A woman’s accusation of rape against her Uber cab driver on Friday, Dec. 5 has significant implications for India’s booming third party transportation industry.
For one, it’s broken an unsaid assumption that these operators were safe. Secondly, the media attention has opened up their business models to government scrutiny.
But to get to the heart of the problem, there is a need to understand how taxi aggregation services like Uber, Ola and TaxiForSure see themselves. They don’t consider themselves as a taxi service, but as players in the information business. Their business is to list available taxi partners on their app, and then to provide customers with a method to connect (and in some cases pay) for rides.

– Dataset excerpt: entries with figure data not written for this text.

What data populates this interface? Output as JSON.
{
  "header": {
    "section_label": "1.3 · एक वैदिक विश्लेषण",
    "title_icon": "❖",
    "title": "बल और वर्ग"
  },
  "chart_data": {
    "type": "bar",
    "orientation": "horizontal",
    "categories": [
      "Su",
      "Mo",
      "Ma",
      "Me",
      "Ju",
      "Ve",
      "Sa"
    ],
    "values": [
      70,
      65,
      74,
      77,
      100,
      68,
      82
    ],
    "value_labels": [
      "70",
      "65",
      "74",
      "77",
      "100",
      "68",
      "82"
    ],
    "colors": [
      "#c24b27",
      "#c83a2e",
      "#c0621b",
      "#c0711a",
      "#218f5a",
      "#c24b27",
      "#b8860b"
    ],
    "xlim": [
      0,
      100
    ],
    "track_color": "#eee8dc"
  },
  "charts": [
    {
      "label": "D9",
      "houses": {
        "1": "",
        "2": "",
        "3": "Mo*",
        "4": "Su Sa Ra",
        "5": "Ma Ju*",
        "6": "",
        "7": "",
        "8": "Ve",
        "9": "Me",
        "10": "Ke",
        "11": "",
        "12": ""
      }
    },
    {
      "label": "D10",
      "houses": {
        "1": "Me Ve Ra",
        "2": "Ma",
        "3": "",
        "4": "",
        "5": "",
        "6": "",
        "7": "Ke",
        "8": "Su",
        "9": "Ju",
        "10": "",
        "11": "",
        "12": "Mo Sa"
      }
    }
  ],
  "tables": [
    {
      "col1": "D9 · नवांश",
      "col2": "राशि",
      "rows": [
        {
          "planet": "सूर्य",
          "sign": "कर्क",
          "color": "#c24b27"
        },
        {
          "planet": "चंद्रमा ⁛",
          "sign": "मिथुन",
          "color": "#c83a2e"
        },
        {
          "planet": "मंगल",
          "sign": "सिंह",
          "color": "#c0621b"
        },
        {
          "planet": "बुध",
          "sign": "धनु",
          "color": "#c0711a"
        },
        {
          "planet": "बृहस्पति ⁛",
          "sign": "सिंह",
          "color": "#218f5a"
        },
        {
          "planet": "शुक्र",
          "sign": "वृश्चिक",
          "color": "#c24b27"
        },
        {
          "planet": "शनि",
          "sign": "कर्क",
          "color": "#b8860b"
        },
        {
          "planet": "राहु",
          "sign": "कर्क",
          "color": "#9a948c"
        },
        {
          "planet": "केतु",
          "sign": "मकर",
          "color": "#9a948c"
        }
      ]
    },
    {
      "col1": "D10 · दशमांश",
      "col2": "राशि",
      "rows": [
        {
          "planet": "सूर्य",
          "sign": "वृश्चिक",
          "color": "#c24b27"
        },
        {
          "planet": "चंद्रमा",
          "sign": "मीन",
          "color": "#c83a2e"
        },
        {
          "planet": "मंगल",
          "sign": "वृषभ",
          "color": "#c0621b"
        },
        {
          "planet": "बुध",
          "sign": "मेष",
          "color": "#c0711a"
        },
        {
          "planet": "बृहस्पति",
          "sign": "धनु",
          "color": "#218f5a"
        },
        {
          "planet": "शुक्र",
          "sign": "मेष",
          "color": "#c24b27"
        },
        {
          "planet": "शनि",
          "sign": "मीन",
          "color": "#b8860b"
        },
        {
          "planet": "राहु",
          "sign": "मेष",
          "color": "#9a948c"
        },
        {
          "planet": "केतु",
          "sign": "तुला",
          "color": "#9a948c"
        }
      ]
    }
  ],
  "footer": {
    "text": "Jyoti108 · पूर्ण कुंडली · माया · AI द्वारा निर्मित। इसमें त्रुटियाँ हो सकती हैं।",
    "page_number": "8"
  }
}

Even with Meru, a company with a Radio Taxi license, it’s simply a matter of luck whether or not the company is responsible for the services rendered—if you’re in one of their fleet cabs, they do take responsibility. Otherwise (and there is no specific way to choose) you’re in the same situation you’d be in as any of the other companies. About half of their total fleet is owned by drivers.
A close, workable comparison would be the difference between a travel ticket booking company and an airline company. The taxi services consider themselves as a ticket booking company, finding out taxi rides like one would search for flights, and booking them for the customer. Yet, given the local and distributed nature of the market, most consumers see these apps as the ultimate service provider.

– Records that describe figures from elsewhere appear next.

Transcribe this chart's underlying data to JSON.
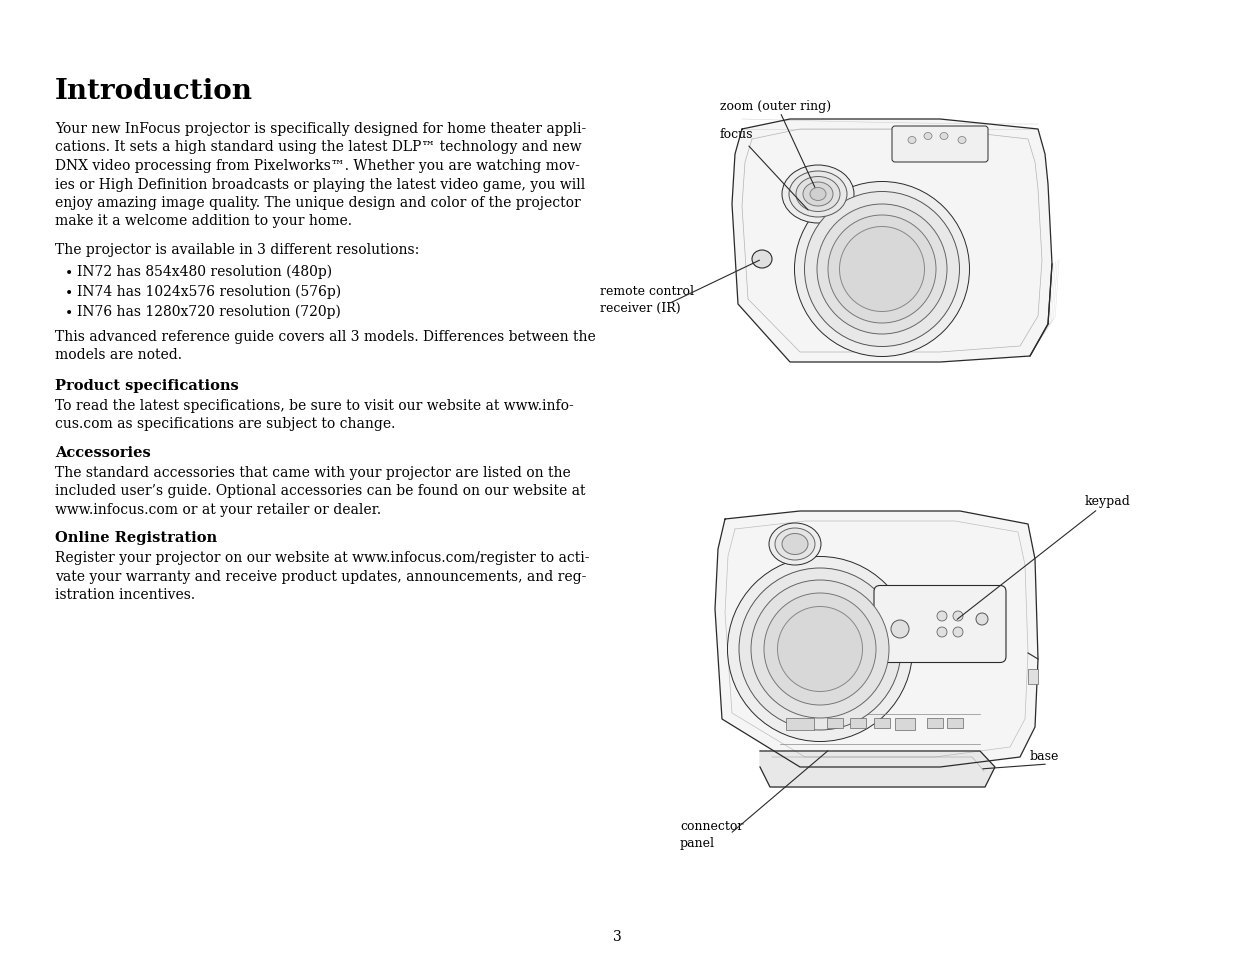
{
  "title": "Introduction",
  "bg_color": "#ffffff",
  "text_color": "#000000",
  "page_number": "3",
  "body_text": "Your new InFocus projector is specifically designed for home theater appli-\ncations. It sets a high standard using the latest DLP™ technology and new\nDNX video processing from Pixelworks™. Whether you are watching mov-\nies or High Definition broadcasts or playing the latest video game, you will\nenjoy amazing image quality. The unique design and color of the projector\nmake it a welcome addition to your home.",
  "resolutions_intro": "The projector is available in 3 different resolutions:",
  "bullets": [
    "IN72 has 854x480 resolution (480p)",
    "IN74 has 1024x576 resolution (576p)",
    "IN76 has 1280x720 resolution (720p)"
  ],
  "after_bullets": "This advanced reference guide covers all 3 models. Differences between the\nmodels are noted.",
  "section2_title": "Product specifications",
  "section2_text": "To read the latest specifications, be sure to visit our website at www.info-\ncus.com as specifications are subject to change.",
  "section3_title": "Accessories",
  "section3_text": "The standard accessories that came with your projector are listed on the\nincluded user’s guide. Optional accessories can be found on our website at\nwww.infocus.com or at your retailer or dealer.",
  "section4_title": "Online Registration",
  "section4_text": "Register your projector on our website at www.infocus.com/register to acti-\nvate your warranty and receive product updates, announcements, and reg-\nistration incentives.",
  "line_color": "#2a2a2a",
  "line_width": 0.9
}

So how does this affect you as a consumer? To understand this, here are excerpts from the terms of service of the four most common applications used—Uber, Ola, TaxiForSure, and Meru (i.e. if you book a taxi through Meru but it isn’t owned by company).
Uber itself does not provide transportation services, and Uber is not a transportation carrier. It is up to the Transportation Provider to offer transportation services, which may be requested through the use of the Application and/or the Service. Uber only acts as intermediary between you and the Transportation Provider. The provision of the transportation services by the Transportation Provider to you is therefore subject to the agreement (to be) entered into between you and the Transportation Provider. Uber shall never be a party to such agreement.

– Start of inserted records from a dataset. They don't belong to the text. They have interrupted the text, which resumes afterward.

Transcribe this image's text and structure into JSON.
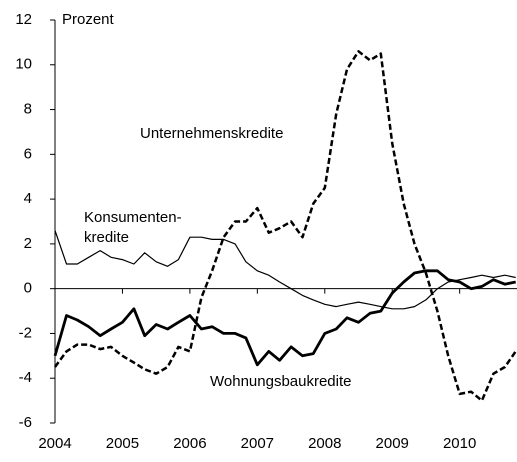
{
  "chart_data": {
    "type": "line",
    "ylabel": "Prozent",
    "x": [
      2004,
      2004.17,
      2004.33,
      2004.5,
      2004.67,
      2004.83,
      2005,
      2005.17,
      2005.33,
      2005.5,
      2005.67,
      2005.83,
      2006,
      2006.17,
      2006.33,
      2006.5,
      2006.67,
      2006.83,
      2007,
      2007.17,
      2007.33,
      2007.5,
      2007.67,
      2007.83,
      2008,
      2008.17,
      2008.33,
      2008.5,
      2008.67,
      2008.83,
      2009,
      2009.17,
      2009.33,
      2009.5,
      2009.67,
      2009.83,
      2010,
      2010.17,
      2010.33,
      2010.5,
      2010.67,
      2010.83
    ],
    "series": [
      {
        "color": "#000000",
        "dash": true,
        "width": 2.5,
        "values": [
          -3.5,
          -2.8,
          -2.5,
          -2.5,
          -2.7,
          -2.6,
          -3.0,
          -3.3,
          -3.6,
          -3.8,
          -3.5,
          -2.6,
          -2.8,
          -0.4,
          0.8,
          2.3,
          3.0,
          3.0,
          3.6,
          2.5,
          2.7,
          3.0,
          2.3,
          3.8,
          4.5,
          7.8,
          9.8,
          10.6,
          10.2,
          10.5,
          6.5,
          3.8,
          2.0,
          0.7,
          -1.0,
          -3.0,
          -4.7,
          -4.6,
          -5.0,
          -3.8,
          -3.5,
          -2.8
        ]
      },
      {
        "color": "#000000",
        "dash": false,
        "width": 1.2,
        "values": [
          2.6,
          1.1,
          1.1,
          1.4,
          1.7,
          1.4,
          1.3,
          1.1,
          1.6,
          1.2,
          1.0,
          1.3,
          2.3,
          2.3,
          2.2,
          2.2,
          2.0,
          1.2,
          0.8,
          0.6,
          0.3,
          0.0,
          -0.3,
          -0.5,
          -0.7,
          -0.8,
          -0.7,
          -0.6,
          -0.7,
          -0.8,
          -0.9,
          -0.9,
          -0.8,
          -0.5,
          0.0,
          0.3,
          0.4,
          0.5,
          0.6,
          0.5,
          0.6,
          0.5
        ]
      },
      {
        "color": "#000000",
        "dash": false,
        "width": 2.8,
        "values": [
          -3.0,
          -1.2,
          -1.4,
          -1.7,
          -2.1,
          -1.8,
          -1.5,
          -0.9,
          -2.1,
          -1.6,
          -1.8,
          -1.5,
          -1.2,
          -1.8,
          -1.7,
          -2.0,
          -2.0,
          -2.2,
          -3.4,
          -2.8,
          -3.2,
          -2.6,
          -3.0,
          -2.9,
          -2.0,
          -1.8,
          -1.3,
          -1.5,
          -1.1,
          -1.0,
          -0.2,
          0.3,
          0.7,
          0.8,
          0.8,
          0.4,
          0.3,
          0.0,
          0.1,
          0.4,
          0.2,
          0.3
        ]
      }
    ],
    "annotations": [
      "Unternehmenskredite",
      "Konsumenten-",
      "kredite",
      "Wohnungsbaukredite"
    ],
    "xlim": [
      2004,
      2010.85
    ],
    "xticks": [
      2004,
      2005,
      2006,
      2007,
      2008,
      2009,
      2010
    ],
    "ylim": [
      -6,
      12
    ],
    "yticks": [
      -6,
      -4,
      -2,
      0,
      2,
      4,
      6,
      8,
      10,
      12
    ],
    "grid": false
  }
}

The customer agrees and acknowledges that the use of the Services offered by Company is at the sole risk of the customer… Without prejudice to the above, the Company makes no representation or warranty that:
a. the Services will meet the customer’s requirements;
b. the Services will be uninterrupted, timely, secure, or error-free.
TFS promises its best endeavour to provide sufficient training, quality control procedures and processes to ensure best services by TPSPs. However, under no circumstance accepts liability in connection with and/or arising from the transportation services provided by the TPSP or any acts, action, behavior, conduct, and/or negligence on the part of the TPSP.
The quality of the taxi services requested through the use of the Application or the Service is entirely the responsibility of the Service Provider who ultimately provides such taxi services to you.
Effectively, the terms and conditions of these applications are united in claiming that they are not liable for any harm that you would suffer by riding on their cabs.
The legal position on such service providers is yet to be tested in India. Will the courts consider them as a taxi service provider or limit them to a marketplace, like ebay or OLX?
What is, however, clear is that the primary reason why such taxis services have worked in India is due to the massive demand for low cost and safe taxi operations in the country. These services provide much needed mobility to many people.
Therefore, the response to the event needs to be equally reviewed.
Has there been a heinous crime? Yes.
Should the guilty be punished? Under the full strength of the law.
Is there the need to ensure greater safety? Yes, in fact it creates a greater obligation on such services to screen and monitor drivers and track rides. One suggestion is the need for a panic button on either the mobile apps or the cars.
Will a ban work to reduce sexual assault? Most probably not.
It would be a luddite step by the government looking to impose a ban to prevent a public relations disaster.
Instead, this is an opportunity to scrutinize these applications and establish workable standards of service and care. At a time when online marketplaces and aggregators are proliferating, it remains to be seen whether the government has the appetite for such reform—although the Delhi’s government knee jerk reaction to ban Uber entirely is proof that it probably doesn’t.